Last time I saw Jasna I took her out for a date to an Indian restaurant and then out for a concert at Weslyan. We spent the whole day relaxing, sleeping, lounging around her apartment. I had not seen her previously in almost eight months.

"We need to get ready, Daveeeeed." Jasna says. I am tired. I am sleepy. I am content just milling around her place. But, yes, we need to get ready.

"Here, I am going to change." She said. There was no door that seperated the guest bedroom from the hallway so she folded the doors of the hallway closet and bathroom into a wooden V, occluding my sight.

"What are you doing?" I said, almost offended.

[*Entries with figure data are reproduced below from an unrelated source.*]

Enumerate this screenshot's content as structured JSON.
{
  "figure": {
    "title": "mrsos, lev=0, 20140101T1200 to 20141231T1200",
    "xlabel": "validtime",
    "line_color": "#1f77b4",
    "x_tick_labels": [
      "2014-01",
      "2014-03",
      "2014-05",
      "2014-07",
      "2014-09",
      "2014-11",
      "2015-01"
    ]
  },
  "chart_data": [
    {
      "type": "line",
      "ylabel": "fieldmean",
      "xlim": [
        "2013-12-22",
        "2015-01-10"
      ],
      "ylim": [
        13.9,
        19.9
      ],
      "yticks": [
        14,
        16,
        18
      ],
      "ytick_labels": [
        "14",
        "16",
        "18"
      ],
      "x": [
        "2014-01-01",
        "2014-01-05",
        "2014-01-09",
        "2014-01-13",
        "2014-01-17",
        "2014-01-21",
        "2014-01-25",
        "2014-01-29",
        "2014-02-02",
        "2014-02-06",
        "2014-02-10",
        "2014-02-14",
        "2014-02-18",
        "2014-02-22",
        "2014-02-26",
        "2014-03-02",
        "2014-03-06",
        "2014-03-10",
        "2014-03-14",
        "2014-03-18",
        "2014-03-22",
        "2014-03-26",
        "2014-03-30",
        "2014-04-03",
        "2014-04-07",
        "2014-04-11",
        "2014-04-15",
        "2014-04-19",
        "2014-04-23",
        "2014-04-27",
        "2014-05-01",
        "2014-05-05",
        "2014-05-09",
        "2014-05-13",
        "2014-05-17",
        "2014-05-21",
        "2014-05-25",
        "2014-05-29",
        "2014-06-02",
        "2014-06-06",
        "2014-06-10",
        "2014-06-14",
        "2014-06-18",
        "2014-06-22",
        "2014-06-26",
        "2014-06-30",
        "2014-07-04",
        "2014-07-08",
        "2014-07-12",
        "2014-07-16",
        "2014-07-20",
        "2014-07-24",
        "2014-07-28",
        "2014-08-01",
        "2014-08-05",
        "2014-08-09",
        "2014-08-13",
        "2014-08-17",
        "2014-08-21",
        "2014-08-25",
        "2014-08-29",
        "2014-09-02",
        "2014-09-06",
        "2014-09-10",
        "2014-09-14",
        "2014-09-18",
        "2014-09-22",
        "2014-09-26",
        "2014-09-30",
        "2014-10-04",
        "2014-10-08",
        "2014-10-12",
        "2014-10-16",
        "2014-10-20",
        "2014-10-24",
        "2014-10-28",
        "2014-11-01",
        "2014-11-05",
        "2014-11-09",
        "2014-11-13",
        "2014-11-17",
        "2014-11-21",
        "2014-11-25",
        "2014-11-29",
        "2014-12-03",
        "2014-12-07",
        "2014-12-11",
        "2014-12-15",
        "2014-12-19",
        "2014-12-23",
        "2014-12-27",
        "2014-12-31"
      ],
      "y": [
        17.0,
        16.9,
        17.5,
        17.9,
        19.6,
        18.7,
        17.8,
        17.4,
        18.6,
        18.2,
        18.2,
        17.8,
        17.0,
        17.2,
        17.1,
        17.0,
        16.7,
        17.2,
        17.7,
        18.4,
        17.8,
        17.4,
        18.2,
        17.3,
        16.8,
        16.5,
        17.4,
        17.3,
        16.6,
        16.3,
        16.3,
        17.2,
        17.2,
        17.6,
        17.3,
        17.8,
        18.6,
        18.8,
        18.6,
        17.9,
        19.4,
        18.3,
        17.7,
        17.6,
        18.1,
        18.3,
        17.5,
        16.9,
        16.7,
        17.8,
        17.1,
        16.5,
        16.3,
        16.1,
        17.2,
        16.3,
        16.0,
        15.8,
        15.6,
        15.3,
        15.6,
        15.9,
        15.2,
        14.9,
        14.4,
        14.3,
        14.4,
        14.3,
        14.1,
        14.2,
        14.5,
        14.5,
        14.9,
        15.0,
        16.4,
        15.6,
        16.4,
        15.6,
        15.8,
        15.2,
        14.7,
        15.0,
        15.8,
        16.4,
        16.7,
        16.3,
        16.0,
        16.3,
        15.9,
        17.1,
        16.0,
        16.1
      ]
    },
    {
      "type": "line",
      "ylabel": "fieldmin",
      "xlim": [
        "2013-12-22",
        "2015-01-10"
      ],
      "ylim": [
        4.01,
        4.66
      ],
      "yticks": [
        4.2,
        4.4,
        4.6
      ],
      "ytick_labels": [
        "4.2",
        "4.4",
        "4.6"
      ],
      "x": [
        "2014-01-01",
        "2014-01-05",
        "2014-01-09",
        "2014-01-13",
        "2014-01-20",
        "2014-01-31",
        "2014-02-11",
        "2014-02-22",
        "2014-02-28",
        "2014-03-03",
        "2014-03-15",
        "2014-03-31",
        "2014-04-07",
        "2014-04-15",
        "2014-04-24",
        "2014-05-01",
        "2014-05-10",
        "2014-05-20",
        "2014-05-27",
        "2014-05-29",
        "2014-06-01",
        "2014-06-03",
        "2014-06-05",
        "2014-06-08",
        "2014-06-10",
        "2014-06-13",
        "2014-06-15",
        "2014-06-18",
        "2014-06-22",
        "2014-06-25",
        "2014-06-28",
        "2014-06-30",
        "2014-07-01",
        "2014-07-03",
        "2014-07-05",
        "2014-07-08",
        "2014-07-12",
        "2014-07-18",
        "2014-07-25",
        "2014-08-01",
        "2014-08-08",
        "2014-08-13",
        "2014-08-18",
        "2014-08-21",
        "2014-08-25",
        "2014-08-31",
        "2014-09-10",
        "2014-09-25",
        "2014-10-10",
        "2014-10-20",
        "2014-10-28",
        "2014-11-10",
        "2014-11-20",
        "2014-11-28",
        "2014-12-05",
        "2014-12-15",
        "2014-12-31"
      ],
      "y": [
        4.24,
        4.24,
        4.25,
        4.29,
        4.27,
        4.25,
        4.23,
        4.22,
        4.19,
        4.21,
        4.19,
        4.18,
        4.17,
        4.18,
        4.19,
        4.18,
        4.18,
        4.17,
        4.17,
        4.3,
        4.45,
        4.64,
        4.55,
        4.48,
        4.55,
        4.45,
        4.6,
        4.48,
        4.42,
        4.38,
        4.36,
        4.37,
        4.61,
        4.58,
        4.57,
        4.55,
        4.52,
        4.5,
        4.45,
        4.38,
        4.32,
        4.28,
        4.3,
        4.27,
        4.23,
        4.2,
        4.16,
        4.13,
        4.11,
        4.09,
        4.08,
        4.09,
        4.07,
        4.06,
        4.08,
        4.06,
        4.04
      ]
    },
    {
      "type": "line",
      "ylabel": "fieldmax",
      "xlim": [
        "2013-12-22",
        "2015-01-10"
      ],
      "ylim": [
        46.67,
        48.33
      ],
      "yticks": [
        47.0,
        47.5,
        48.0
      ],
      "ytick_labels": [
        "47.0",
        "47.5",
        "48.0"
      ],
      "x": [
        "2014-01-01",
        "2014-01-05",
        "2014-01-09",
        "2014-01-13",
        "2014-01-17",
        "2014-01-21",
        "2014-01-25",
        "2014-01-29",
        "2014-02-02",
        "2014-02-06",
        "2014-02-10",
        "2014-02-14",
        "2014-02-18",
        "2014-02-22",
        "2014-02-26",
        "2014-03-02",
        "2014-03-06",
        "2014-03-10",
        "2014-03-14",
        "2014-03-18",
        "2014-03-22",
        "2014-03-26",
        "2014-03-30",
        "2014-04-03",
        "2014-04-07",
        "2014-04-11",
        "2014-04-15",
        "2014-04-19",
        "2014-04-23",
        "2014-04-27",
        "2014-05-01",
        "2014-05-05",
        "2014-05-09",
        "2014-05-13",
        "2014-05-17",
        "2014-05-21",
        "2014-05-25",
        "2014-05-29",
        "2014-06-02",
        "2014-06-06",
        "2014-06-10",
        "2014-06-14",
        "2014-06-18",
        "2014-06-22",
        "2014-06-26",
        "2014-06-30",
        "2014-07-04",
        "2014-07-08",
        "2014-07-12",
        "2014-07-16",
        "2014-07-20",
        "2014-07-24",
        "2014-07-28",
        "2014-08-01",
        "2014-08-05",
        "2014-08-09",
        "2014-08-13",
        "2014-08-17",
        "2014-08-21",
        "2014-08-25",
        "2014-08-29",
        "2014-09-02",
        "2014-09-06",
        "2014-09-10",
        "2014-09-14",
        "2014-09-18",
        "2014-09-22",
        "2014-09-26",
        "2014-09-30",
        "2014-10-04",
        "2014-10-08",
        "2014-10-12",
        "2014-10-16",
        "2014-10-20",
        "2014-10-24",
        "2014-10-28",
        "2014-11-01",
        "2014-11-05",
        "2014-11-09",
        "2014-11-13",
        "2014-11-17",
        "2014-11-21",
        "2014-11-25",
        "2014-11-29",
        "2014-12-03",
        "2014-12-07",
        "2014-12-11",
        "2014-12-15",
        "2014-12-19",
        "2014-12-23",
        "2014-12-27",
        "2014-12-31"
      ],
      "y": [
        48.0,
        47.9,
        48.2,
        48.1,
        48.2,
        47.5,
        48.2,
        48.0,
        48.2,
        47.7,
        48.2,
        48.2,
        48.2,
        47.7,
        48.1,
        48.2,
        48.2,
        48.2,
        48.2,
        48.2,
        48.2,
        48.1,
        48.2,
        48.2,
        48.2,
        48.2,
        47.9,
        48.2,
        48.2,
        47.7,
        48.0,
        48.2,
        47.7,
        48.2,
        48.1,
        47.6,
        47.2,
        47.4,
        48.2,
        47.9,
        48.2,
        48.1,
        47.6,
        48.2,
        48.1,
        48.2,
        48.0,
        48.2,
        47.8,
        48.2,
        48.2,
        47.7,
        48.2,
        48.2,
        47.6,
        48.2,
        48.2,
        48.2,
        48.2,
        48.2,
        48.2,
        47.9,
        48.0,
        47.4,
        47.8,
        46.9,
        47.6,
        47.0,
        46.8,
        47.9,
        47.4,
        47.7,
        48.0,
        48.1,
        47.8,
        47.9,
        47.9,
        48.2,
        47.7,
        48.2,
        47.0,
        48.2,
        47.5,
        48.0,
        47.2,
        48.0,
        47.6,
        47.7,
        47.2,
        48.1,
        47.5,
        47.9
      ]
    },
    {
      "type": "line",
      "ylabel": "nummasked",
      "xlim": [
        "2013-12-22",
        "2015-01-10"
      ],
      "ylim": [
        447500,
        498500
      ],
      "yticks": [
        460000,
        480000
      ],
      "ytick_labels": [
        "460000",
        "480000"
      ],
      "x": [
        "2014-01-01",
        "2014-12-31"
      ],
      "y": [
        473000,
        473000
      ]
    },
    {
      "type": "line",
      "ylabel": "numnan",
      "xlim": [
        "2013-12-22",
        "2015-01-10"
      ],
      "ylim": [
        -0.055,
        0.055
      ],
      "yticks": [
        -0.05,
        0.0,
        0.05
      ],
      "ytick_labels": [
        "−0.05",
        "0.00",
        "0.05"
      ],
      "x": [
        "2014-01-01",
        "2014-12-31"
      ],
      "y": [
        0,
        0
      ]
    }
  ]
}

Although we were not lovers we were used to each others body.

"You are so silly, Daveeeeed!" Jasna says, smiling adjusting the doors.

"Why don't you just change out here." I say, walking towards the bathroom, splashing water on my face, trying to wake up.

"You are so silly Daveeeeed." She laughs, her face beaming from behind the V-cusped doors. I hear her voice and try to squint through the wooden fissure, her body pulling itself into a string of shadows.

"Stop, Daveeeeed." She says. "You think about sex too much. That all you ever think about!"

"I don't," I say, feeling seminally rejected. I wander back into the living room. I yell at Jasna to hurry up. I put a Tom Petty CD on. I start pantomiming the words to "Learning To Fly." I frisk the lower shelf of the refrigerator for libations. I toss punches at my own shadow, deeply elongated under the lights of her apartment. I think about how Tom Petty always reminds me of Martina Navratilova in his face.

There is a shuffle and the the sound of wood being closed. And there is Jasna, radiant, dressed all in black, her hair pinched back in twin diminutive red braids.

She looked stunning.

"Ok, Daveeeeed." Jasna says, groping my arm. "We can go now, Daveeeed."

And so we left as one unit.

"....don't you wish that life could be so new?"


"You ready?" Mike asks, awaiting to affirm his co-existence opus. I have already closed my eyes. I have soaked up my ambiance as if my entire anatomy were a sponge. I am waiting for Mike to verify co-existence to me.

"Now listen," Mike says "Are you ready. Co-existence." I nod, try to tell him to get on with it by orchestrating my chin. The next thing I know Mike is adjusting the plastic nubs on the radio. There is the crackle static representative of AM radio.

"See," Mike says, a flash of laughter jets across his face. He is freely pressing nubs like a switchboard operator at happy hour.

"Co-existance!" He says, laughing, looking at the chagrined look tatooed on my own face. He is still laughing and pressing buttons. The static AM warble is starting to get to me.

"And look," Mike says, still laughing. "There's even FM." He says, with almost a metaphysical snort of realization.

"Yes," I say, looking out into the window shield at the invisble outline of my own whirred reflection. "There's even FM," I say to myself before smiling.


"I'm a Pepper, Your a Pepper, He's a Pepper, She's a Pepper, wouldn't you like to be a Pepper, too?"


daku said...

David David David this is work of genius! Wow, man, send it somewhere to publish, seriously. Beautiful images - it could be a great movie too. This is real, this really touched my heart. I love how you are just absolutely honest and real, no snobbism there whatsoever, just very brilliant writing.

David Von Behren said...

Wow! Thanks. That means alot, Daniela (b-day, July 9th.) Thanks for taking the time to read the story!!! I'm very sad this morning (see pending blog)--the publishing bussiness isn't what it use to be, but I promise if the story does "get out there" it will, of course, be dedicated to the likes of beautiful Daniela and graceful Arya---the yin and yang of my blogging heart.

I'll try to write another story about Pearl tonight. all best. Interent hugs. Courtney Love rules.